Plus, the broader market is wrestling with inflation that’s stuck above target levels and signs of a weakening labor market. Those factors cloud the outlook for corporate earnings, making investors wary of stocks exposed to global trade and commodity swings.

All these pressures make South Korea a tougher place to bet on right now. The once-hot trade has cooled as investors shift toward safer assets and shorter-term strategies.

Investor Sentiment and Market Dynamics

According to portfolio managers, volatility in rates and markets is set to stay high until there’s more clarity on the conflict and central bank policies. Danny Zaid of TwentyFour Asset Management noted that investors want to keep duration neutral to avoid long-term risks until the picture becomes clearer.

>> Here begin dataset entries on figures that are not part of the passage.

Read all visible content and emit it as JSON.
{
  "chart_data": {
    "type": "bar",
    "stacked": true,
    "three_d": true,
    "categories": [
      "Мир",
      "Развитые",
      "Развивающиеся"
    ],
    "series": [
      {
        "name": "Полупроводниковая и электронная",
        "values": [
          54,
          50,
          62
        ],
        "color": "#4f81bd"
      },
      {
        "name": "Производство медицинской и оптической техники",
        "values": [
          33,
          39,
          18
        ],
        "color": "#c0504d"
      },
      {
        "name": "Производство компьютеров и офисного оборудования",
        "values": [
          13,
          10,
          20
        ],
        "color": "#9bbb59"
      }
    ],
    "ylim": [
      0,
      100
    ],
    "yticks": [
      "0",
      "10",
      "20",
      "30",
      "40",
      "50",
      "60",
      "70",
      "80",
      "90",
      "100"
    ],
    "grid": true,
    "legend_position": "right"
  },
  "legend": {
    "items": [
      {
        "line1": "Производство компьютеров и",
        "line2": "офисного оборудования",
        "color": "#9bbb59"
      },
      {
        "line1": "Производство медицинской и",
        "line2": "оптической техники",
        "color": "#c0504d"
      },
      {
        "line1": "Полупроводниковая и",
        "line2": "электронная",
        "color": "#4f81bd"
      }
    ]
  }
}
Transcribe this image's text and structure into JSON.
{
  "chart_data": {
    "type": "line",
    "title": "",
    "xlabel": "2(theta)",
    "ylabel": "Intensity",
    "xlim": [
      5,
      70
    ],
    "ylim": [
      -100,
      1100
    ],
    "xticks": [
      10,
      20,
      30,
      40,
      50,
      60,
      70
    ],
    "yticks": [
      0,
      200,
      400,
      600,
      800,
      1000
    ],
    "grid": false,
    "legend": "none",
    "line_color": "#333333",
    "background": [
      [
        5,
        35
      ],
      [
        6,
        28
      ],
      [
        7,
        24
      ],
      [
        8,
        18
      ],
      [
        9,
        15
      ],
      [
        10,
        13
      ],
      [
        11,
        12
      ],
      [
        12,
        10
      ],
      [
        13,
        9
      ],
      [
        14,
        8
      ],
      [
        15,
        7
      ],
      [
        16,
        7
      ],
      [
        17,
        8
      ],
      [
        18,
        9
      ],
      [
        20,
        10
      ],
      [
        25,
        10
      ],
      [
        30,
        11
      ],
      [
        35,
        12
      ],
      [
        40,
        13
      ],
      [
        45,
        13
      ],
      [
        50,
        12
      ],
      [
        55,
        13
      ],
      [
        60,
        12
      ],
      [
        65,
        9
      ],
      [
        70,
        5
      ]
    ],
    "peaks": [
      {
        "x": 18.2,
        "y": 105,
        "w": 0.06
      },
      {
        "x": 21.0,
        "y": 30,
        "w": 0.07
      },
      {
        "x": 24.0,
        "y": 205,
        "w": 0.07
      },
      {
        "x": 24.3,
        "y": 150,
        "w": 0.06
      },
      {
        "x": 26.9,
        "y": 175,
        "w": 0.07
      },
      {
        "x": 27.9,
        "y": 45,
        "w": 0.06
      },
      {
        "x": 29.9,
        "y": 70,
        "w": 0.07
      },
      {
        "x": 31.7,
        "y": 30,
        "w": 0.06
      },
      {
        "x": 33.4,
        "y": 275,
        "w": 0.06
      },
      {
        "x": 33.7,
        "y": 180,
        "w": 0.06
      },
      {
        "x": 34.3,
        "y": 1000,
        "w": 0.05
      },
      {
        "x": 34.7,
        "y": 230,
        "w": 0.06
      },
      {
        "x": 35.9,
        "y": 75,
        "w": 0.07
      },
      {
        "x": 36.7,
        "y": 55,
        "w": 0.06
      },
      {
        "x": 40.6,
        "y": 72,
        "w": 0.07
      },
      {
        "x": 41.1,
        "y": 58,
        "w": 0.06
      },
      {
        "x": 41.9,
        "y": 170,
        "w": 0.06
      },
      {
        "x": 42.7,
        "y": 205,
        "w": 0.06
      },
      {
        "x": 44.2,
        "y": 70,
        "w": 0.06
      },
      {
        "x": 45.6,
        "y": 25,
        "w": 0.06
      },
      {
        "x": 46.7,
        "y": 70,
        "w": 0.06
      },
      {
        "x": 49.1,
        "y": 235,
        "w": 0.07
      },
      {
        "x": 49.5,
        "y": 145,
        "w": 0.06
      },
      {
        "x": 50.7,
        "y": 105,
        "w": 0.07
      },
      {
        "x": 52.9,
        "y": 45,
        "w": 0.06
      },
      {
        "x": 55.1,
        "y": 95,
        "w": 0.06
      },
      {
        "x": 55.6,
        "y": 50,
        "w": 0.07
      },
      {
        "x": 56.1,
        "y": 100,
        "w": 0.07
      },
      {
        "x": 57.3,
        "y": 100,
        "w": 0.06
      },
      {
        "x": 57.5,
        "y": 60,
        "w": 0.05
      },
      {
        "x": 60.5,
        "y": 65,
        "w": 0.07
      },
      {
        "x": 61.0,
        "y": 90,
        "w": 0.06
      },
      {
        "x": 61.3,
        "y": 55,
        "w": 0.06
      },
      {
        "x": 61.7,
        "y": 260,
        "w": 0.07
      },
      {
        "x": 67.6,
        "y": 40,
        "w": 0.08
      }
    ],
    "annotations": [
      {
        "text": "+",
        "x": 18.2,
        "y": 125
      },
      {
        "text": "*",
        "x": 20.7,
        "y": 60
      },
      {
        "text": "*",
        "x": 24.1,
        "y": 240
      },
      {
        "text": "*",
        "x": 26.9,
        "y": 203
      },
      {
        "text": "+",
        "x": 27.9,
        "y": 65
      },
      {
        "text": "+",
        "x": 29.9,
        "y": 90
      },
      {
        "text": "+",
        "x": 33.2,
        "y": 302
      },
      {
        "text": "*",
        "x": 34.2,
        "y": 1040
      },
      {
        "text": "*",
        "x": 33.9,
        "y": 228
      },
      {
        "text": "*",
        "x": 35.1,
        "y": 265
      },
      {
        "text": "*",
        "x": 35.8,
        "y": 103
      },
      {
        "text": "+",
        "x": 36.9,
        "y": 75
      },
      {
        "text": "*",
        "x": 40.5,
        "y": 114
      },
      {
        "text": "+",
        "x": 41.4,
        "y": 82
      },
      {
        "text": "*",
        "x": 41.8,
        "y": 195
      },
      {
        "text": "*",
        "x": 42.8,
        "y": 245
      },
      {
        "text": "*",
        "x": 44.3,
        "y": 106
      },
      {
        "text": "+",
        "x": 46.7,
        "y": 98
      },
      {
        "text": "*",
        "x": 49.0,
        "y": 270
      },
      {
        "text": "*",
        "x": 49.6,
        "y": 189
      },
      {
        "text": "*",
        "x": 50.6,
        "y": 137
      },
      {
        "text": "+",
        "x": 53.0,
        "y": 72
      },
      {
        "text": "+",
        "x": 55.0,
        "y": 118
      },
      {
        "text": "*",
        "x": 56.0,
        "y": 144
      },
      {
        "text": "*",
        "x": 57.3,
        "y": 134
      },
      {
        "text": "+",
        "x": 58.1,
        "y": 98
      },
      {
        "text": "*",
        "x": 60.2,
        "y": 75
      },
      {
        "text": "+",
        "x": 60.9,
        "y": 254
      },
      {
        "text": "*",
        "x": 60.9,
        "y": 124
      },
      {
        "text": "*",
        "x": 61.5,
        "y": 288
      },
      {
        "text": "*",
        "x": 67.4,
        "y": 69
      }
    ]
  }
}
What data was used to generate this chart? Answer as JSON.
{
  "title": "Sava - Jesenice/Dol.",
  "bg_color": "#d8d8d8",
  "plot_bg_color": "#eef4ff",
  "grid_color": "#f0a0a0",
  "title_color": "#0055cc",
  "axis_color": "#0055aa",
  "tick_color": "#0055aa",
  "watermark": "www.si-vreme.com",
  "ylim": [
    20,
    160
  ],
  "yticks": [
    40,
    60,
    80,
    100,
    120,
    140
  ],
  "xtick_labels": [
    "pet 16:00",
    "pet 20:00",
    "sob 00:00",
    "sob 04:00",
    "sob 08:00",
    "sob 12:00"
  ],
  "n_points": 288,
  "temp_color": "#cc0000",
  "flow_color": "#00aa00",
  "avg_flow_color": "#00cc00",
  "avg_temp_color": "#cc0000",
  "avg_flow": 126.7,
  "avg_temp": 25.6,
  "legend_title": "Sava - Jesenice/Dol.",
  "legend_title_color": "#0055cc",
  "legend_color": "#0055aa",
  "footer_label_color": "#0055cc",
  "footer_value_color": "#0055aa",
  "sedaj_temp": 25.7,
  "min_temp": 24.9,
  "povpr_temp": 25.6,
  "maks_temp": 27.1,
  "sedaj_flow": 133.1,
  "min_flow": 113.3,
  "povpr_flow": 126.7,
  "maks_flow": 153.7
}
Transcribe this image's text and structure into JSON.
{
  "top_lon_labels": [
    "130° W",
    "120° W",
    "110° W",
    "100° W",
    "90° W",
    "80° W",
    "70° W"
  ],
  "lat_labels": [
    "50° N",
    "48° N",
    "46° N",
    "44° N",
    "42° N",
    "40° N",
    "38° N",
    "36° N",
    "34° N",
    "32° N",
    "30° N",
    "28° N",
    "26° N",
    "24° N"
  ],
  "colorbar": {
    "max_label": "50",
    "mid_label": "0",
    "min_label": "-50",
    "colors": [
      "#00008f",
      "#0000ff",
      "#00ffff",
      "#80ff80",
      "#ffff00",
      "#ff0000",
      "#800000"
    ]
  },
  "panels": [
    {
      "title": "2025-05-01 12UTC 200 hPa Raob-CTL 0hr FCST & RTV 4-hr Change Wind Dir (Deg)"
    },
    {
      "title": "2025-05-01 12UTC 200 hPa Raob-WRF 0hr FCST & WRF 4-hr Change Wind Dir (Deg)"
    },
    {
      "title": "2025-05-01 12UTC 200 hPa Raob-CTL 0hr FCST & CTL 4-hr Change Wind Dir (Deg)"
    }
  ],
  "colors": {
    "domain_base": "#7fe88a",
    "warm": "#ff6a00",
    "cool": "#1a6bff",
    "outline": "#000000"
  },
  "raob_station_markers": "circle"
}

J.P. Morgan’s Treasury Client Survey reveals clients are holding their biggest outright short positions in months, trying to limit exposure to rising interest rates. That’s a clear sign the market expects further turbulence ahead.

But some investors think the conflict won’t last long and will stay contained. They expect oil prices to stabilize eventually, easing inflation pressures and opening the door for the Federal Reserve to cut rates later this year. If that happens, it could spark a rally in both Treasuries and risk assets.

But until then, South Korean stocks face a tough road. Because of geopolitical risk, inflation, and economic uncertainty, many investors are staying cautious or moving to safer options.

The Iran war has changed how investors see risk, making South Korea’s stock market a much riskier bet than before. Investors will be watching closely for any sign of easing tensions or policy shifts that could restore confidence.